3. Further information gathered from the results of this experiment show that the oral administration of flurbiprofen in combination with CMT did not reduce the blood level of CMT.
Further data was gathered by making physical measurements of the paw diameters before and during the protocol to determine the degree of inflammation. The results shown in FIG. 1 clearly depict a dramatic reduction in the inflammation as a result of the combined use CMT and flurbiprofen.

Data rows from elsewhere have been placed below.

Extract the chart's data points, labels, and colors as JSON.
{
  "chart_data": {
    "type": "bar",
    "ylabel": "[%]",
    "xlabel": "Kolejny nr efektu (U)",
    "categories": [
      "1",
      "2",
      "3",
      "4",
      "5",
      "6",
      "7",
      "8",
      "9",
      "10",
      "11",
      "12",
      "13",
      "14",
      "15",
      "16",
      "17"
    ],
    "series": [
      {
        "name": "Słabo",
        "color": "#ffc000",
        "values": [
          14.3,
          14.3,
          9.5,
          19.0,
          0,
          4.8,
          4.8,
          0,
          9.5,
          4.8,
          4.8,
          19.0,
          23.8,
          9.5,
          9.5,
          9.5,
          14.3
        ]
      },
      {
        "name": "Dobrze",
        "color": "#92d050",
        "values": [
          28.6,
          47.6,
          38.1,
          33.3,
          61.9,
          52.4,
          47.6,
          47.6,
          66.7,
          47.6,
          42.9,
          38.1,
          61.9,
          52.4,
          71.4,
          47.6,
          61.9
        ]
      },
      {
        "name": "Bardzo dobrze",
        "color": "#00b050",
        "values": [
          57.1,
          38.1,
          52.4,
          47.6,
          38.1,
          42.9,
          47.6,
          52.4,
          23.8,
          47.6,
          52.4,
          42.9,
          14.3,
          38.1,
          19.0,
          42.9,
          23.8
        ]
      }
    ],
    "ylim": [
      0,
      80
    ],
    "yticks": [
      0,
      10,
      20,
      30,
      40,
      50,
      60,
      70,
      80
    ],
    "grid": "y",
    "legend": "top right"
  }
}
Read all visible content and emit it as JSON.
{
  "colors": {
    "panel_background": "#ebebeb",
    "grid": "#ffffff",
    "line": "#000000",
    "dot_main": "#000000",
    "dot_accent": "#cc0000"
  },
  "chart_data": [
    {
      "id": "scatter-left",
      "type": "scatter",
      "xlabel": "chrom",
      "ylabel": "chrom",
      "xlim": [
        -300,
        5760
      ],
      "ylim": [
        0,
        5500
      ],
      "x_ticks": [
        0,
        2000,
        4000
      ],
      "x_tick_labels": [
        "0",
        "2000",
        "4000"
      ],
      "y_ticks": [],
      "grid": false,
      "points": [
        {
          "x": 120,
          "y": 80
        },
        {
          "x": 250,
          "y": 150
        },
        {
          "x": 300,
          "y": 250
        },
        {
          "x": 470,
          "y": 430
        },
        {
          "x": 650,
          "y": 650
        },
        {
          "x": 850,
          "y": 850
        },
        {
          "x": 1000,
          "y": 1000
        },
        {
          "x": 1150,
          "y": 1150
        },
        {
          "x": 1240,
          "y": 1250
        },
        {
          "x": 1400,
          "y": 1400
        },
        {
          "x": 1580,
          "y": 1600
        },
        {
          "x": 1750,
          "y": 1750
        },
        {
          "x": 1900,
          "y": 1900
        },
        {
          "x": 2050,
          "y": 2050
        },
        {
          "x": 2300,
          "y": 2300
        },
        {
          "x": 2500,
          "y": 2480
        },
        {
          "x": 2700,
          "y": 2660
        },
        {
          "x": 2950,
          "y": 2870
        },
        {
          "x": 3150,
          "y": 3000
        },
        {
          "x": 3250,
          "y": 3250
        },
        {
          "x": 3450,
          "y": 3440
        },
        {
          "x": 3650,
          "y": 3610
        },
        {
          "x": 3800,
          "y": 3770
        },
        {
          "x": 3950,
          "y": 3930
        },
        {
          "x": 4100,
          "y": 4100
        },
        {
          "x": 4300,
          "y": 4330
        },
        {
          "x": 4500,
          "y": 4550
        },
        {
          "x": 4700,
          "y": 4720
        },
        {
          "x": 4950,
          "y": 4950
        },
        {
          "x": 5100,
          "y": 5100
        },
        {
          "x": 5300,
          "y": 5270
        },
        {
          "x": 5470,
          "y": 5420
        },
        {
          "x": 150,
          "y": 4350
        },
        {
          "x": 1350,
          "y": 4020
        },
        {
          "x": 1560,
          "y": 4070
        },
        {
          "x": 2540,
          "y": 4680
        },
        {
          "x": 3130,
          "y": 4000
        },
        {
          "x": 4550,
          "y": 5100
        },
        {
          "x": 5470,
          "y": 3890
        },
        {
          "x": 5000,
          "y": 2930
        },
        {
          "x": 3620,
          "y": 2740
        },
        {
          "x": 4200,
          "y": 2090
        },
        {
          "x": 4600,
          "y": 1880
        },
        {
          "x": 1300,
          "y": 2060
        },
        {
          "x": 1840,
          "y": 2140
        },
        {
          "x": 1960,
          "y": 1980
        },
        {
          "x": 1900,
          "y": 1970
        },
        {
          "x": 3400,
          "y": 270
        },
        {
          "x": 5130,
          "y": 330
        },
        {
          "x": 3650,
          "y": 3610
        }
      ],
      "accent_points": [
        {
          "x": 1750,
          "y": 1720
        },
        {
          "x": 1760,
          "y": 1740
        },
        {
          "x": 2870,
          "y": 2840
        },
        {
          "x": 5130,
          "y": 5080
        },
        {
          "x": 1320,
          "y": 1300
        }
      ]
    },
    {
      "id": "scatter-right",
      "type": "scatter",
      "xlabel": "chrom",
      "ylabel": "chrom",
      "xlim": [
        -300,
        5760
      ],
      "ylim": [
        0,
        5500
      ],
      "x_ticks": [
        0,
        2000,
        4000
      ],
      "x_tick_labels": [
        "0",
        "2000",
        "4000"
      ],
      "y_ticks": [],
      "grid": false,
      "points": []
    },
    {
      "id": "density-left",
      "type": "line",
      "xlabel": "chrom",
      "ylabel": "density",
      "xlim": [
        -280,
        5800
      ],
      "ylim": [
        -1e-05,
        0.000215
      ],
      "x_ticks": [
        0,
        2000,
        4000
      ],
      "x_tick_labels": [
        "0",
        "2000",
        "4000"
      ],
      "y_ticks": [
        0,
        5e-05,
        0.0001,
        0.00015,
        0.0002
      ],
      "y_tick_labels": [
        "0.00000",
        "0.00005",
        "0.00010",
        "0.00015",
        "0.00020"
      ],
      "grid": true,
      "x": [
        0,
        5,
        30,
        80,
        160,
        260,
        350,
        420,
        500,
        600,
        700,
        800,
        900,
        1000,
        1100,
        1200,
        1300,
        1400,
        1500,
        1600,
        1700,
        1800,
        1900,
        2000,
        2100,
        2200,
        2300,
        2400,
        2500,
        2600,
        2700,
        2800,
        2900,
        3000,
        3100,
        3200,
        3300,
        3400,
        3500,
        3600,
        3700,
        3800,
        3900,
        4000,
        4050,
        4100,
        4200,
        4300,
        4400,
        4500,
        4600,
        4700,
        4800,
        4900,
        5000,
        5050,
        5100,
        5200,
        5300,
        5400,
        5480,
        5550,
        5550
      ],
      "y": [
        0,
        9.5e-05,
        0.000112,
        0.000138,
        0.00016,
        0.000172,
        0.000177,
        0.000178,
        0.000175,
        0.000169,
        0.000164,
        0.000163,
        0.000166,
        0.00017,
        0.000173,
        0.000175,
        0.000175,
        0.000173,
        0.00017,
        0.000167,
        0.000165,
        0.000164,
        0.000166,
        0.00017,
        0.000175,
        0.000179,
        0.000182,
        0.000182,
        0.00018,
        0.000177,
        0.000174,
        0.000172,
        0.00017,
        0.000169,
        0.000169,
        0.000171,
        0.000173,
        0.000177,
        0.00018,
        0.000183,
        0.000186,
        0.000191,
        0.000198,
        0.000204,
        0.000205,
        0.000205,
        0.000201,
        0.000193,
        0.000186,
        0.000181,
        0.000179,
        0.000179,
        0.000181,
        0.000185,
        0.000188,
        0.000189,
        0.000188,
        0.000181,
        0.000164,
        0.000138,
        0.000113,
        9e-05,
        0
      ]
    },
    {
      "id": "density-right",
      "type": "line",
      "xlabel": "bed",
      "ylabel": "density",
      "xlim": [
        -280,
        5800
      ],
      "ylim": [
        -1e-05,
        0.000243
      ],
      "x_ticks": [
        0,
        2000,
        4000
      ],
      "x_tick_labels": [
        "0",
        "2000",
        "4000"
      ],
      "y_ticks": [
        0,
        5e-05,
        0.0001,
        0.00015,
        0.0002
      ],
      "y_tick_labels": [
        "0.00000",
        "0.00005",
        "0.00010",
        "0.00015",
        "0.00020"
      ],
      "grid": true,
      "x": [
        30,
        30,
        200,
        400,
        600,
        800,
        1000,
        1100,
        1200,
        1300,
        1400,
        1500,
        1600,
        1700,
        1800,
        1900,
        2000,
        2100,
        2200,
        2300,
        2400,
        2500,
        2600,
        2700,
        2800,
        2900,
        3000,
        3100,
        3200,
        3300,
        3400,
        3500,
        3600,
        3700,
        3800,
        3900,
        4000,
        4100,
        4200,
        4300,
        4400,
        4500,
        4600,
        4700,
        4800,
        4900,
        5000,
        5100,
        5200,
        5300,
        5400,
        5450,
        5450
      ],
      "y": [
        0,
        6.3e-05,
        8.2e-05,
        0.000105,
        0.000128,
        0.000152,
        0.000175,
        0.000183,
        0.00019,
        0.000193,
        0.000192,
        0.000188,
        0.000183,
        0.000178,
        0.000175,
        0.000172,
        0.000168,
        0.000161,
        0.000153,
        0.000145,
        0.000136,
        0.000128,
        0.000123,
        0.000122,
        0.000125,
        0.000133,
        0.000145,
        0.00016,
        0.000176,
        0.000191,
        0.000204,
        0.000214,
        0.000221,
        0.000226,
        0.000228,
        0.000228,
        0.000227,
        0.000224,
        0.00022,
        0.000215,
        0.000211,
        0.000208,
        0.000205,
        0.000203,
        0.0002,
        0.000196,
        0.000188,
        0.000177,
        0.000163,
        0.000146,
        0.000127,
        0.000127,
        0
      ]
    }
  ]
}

In fact, the combination of CMT and flurbiprofen administered to arthritic rats produced paw diameter scores essentially identical to the scores obtained from the normal non-arthritic rats. The paws taken from the rats treated with CMT alone show high inflammation. Paws taken from rats subjected to flurbiprofen treatment alone, on the other hand, produced a distinct anti-inflammatory effect, as expected. The untreated paws from the arthritic rats displayed expected normal inflammatory paw diameter measurements. This is a dramatic showing of the efficacy of the combined actives.
Basically, the results of the second experiment confirm the results of the first experiment, and also dramatize the potential effectiveness of the present invention in treatment of tissue-destructive conditions.
Thus, while there have been described what at presently believed to be the preferred embodiments of the present invention other changes and further modifications will become apparent to one skilled in the art, and it is intended to include all such changes and modifications as come within the spirit of the present invention.